The UK will drill for more oil and gas in the North Sea

The UK government has announced plans to allow a big expansion of drilling for oil and gas in the North Sea in a move that environmental activists have described as a taking a “wrecking ball” to the country’s climate commitments.

Prime Minister Rishi Sunak said Monday that he hoped the plans would provide the UK with domestically-sourced energy while it transitions to a net zero economy by 2050.

“Even when we’ve reached net zero in 2050, a quarter of our energy needs will come from oil and gas. But there are those who would rather that it come from hostile states than from supplies we have here at home,” Sunak said in a statement.

He also announced plans to build two new carbon capture and storage sites in the North Sea, to be completed by 2030, which would take the country’s total to four.

Carbon capture facilities work at the source of the pollution by putting emissions into contact with a liquid solvent, which extracts the carbon dioxide in a process called chemical scrubbing.

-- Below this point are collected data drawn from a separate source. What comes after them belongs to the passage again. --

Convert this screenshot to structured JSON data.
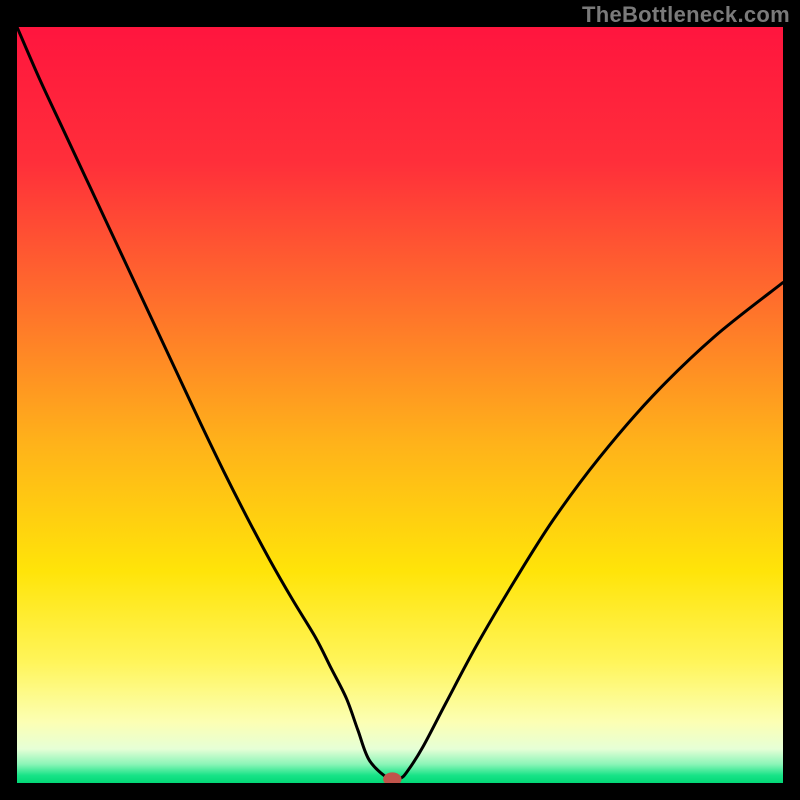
{
  "attribution": "TheBottleneck.com",
  "chart_data": {
    "type": "line",
    "title": "",
    "xlabel": "",
    "ylabel": "",
    "xlim": [
      0,
      100
    ],
    "ylim": [
      0,
      100
    ],
    "legend": false,
    "grid": false,
    "background_gradient": {
      "stops": [
        {
          "offset": 0.0,
          "color": "#ff153e"
        },
        {
          "offset": 0.18,
          "color": "#ff2f3a"
        },
        {
          "offset": 0.35,
          "color": "#ff6a2d"
        },
        {
          "offset": 0.55,
          "color": "#ffb21a"
        },
        {
          "offset": 0.72,
          "color": "#ffe409"
        },
        {
          "offset": 0.84,
          "color": "#fff55a"
        },
        {
          "offset": 0.92,
          "color": "#fcffb4"
        },
        {
          "offset": 0.955,
          "color": "#e6ffd6"
        },
        {
          "offset": 0.975,
          "color": "#8cf5b8"
        },
        {
          "offset": 0.99,
          "color": "#17e387"
        },
        {
          "offset": 1.0,
          "color": "#03d877"
        }
      ]
    },
    "series": [
      {
        "name": "bottleneck-curve",
        "color": "#000000",
        "x": [
          0,
          3,
          6,
          9,
          12,
          15,
          18,
          21,
          24,
          27,
          30,
          33,
          36,
          39,
          41,
          43,
          44.5,
          46,
          48.5,
          50,
          51,
          53,
          56,
          60,
          65,
          70,
          76,
          83,
          91,
          100
        ],
        "y": [
          100,
          93,
          86.5,
          80,
          73.5,
          67,
          60.5,
          54,
          47.5,
          41.2,
          35.2,
          29.5,
          24.2,
          19.2,
          15.2,
          11.2,
          7.0,
          3.0,
          0.6,
          0.6,
          1.6,
          4.8,
          10.6,
          18.2,
          26.8,
          34.8,
          43.0,
          51.2,
          59.0,
          66.2
        ]
      }
    ],
    "marker": {
      "name": "optimal-point",
      "x": 49,
      "y": 0.5,
      "color": "#c1544b",
      "rx": 1.2,
      "ry": 0.9
    }
  }
}
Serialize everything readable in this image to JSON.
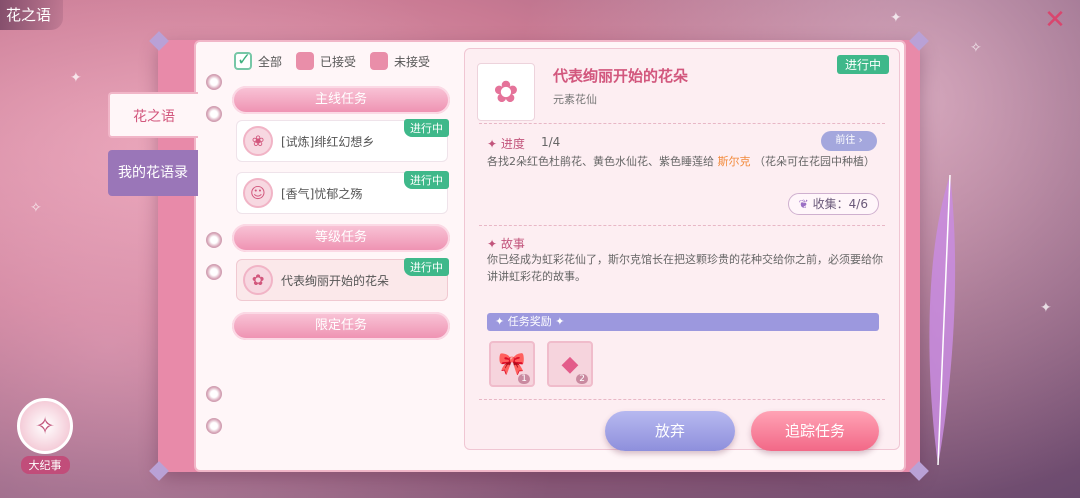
{
  "app_title": "花之语",
  "filters": [
    {
      "label": "全部",
      "checked": true
    },
    {
      "label": "已接受",
      "checked": false
    },
    {
      "label": "未接受",
      "checked": false
    }
  ],
  "side_tabs": {
    "active": "花之语",
    "inactive": "我的花语录"
  },
  "sections": {
    "main": "主线任务",
    "level": "等级任务",
    "limited": "限定任务"
  },
  "tasks": [
    {
      "name": "[试炼]绯红幻想乡",
      "status": "进行中"
    },
    {
      "name": "[香气]忧郁之殇",
      "status": "进行中"
    },
    {
      "name": "代表绚丽开始的花朵",
      "status": "进行中"
    }
  ],
  "detail": {
    "title": "代表绚丽开始的花朵",
    "subtitle": "元素花仙",
    "status": "进行中",
    "progress_label": "进度",
    "progress_value": "1/4",
    "goto_label": "前往",
    "progress_desc_a": "各找2朵红色杜鹃花、黄色水仙花、紫色睡莲给 ",
    "progress_desc_highlight": "斯尔克",
    "progress_desc_b": " （花朵可在花园中种植）",
    "collect_label": "收集：4/6",
    "story_label": "故事",
    "story_text": "你已经成为虹彩花仙了，斯尔克馆长在把这颗珍贵的花种交给你之前，必须要给你讲讲虹彩花的故事。",
    "reward_label": "任务奖励",
    "rewards": [
      {
        "icon": "bell-bow-icon",
        "count": "1"
      },
      {
        "icon": "gem-icon",
        "count": "2"
      }
    ],
    "abandon_label": "放弃",
    "track_label": "追踪任务"
  },
  "chronicle_label": "大纪事",
  "colors": {
    "accent_pink": "#d2577d",
    "status_green": "#3fb88a",
    "button_purple": "#8e8fdc",
    "button_pink": "#f26887"
  }
}
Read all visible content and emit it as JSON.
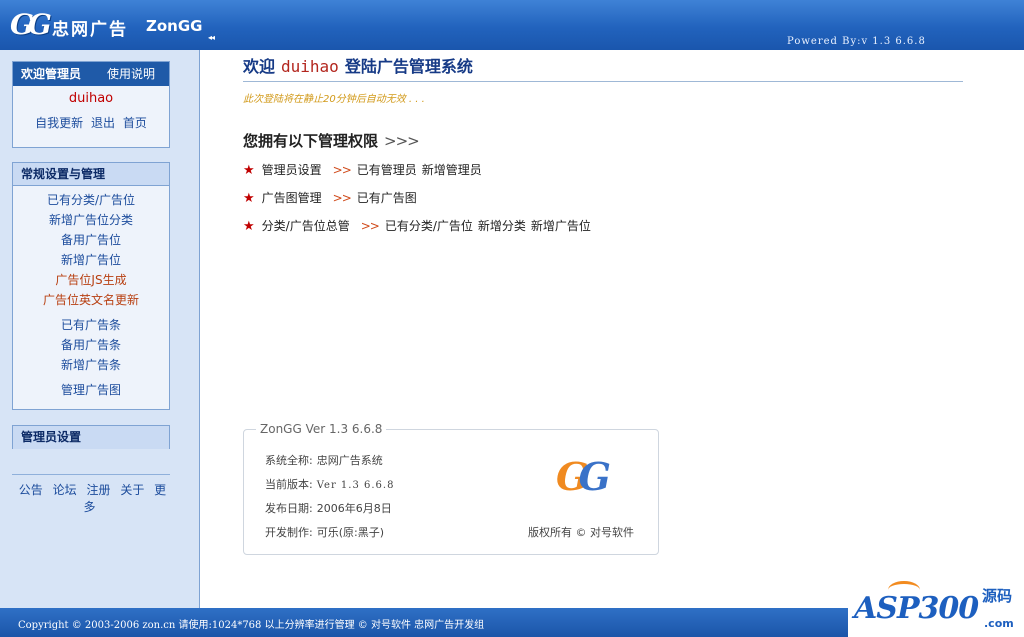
{
  "header": {
    "logo_mark": "GG",
    "logo_cn": "忠网广告",
    "logo_en": "ZonGG",
    "collapse_glyph": "◂◂",
    "powered_by": "Powered By:v 1.3 6.6.8"
  },
  "sidebar": {
    "admin_box": {
      "title": "欢迎管理员",
      "help": "使用说明",
      "username": "duihao",
      "links": [
        "自我更新",
        "退出",
        "首页"
      ]
    },
    "settings_box": {
      "title": "常规设置与管理",
      "items": [
        {
          "label": "已有分类/广告位",
          "highlight": false
        },
        {
          "label": "新增广告位分类",
          "highlight": false
        },
        {
          "label": "备用广告位",
          "highlight": false
        },
        {
          "label": "新增广告位",
          "highlight": false
        },
        {
          "label": "广告位JS生成",
          "highlight": true
        },
        {
          "label": "广告位英文名更新",
          "highlight": true
        },
        {
          "label": "已有广告条",
          "highlight": false
        },
        {
          "label": "备用广告条",
          "highlight": false
        },
        {
          "label": "新增广告条",
          "highlight": false
        },
        {
          "label": "管理广告图",
          "highlight": false
        }
      ]
    },
    "admin_settings": {
      "title": "管理员设置"
    },
    "bottom_links": [
      "公告",
      "论坛",
      "注册",
      "关于",
      "更多"
    ]
  },
  "main": {
    "welcome_prefix": "欢迎",
    "welcome_user": "duihao",
    "welcome_suffix": "登陆广告管理系统",
    "notice": "此次登陆将在静止20分钟后自动无效 . . .",
    "perm_title": "您拥有以下管理权限",
    "perm_arrow": ">>>",
    "permissions": [
      {
        "group": "管理员设置",
        "links": [
          "已有管理员",
          "新增管理员"
        ]
      },
      {
        "group": "广告图管理",
        "links": [
          "已有广告图"
        ]
      },
      {
        "group": "分类/广告位总管",
        "links": [
          "已有分类/广告位",
          "新增分类",
          "新增广告位"
        ]
      }
    ],
    "version_box": {
      "legend": "ZonGG Ver 1.3 6.6.8",
      "rows": [
        {
          "label": "系统全称:",
          "value": "忠网广告系统"
        },
        {
          "label": "当前版本:",
          "value": "Ver 1.3 6.6.8"
        },
        {
          "label": "发布日期:",
          "value": "2006年6月8日"
        },
        {
          "label": "开发制作:",
          "value": "可乐(原:黑子)"
        }
      ],
      "copyright": "版权所有 © 对号软件"
    }
  },
  "footer": {
    "text": "Copyright © 2003-2006 zon.cn 请使用:1024*768 以上分辨率进行管理 © 对号软件 忠网广告开发组"
  },
  "watermark": {
    "brand": "ASP300",
    "cn": "源码",
    "com": ".com"
  },
  "colors": {
    "header_blue": "#2263bd",
    "sidebar_bg": "#d7e4f6",
    "title_blue": "#163a86",
    "accent_red": "#c00000"
  }
}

That reduces the amount of carbon that would otherwise go into the atmosphere. The carbon can then be stored in products like cement, or buried deep underground.

The UK announcement comes despite evidence that the climate crisis is accelerating, and flies in the face of a previous warning from the International Energy Agency that there must be no new investment in oil and gas exploration if the world is to have any chance of restricting the rise in global temperatures to 1.5 degrees Centigrade above pre-industrial levels.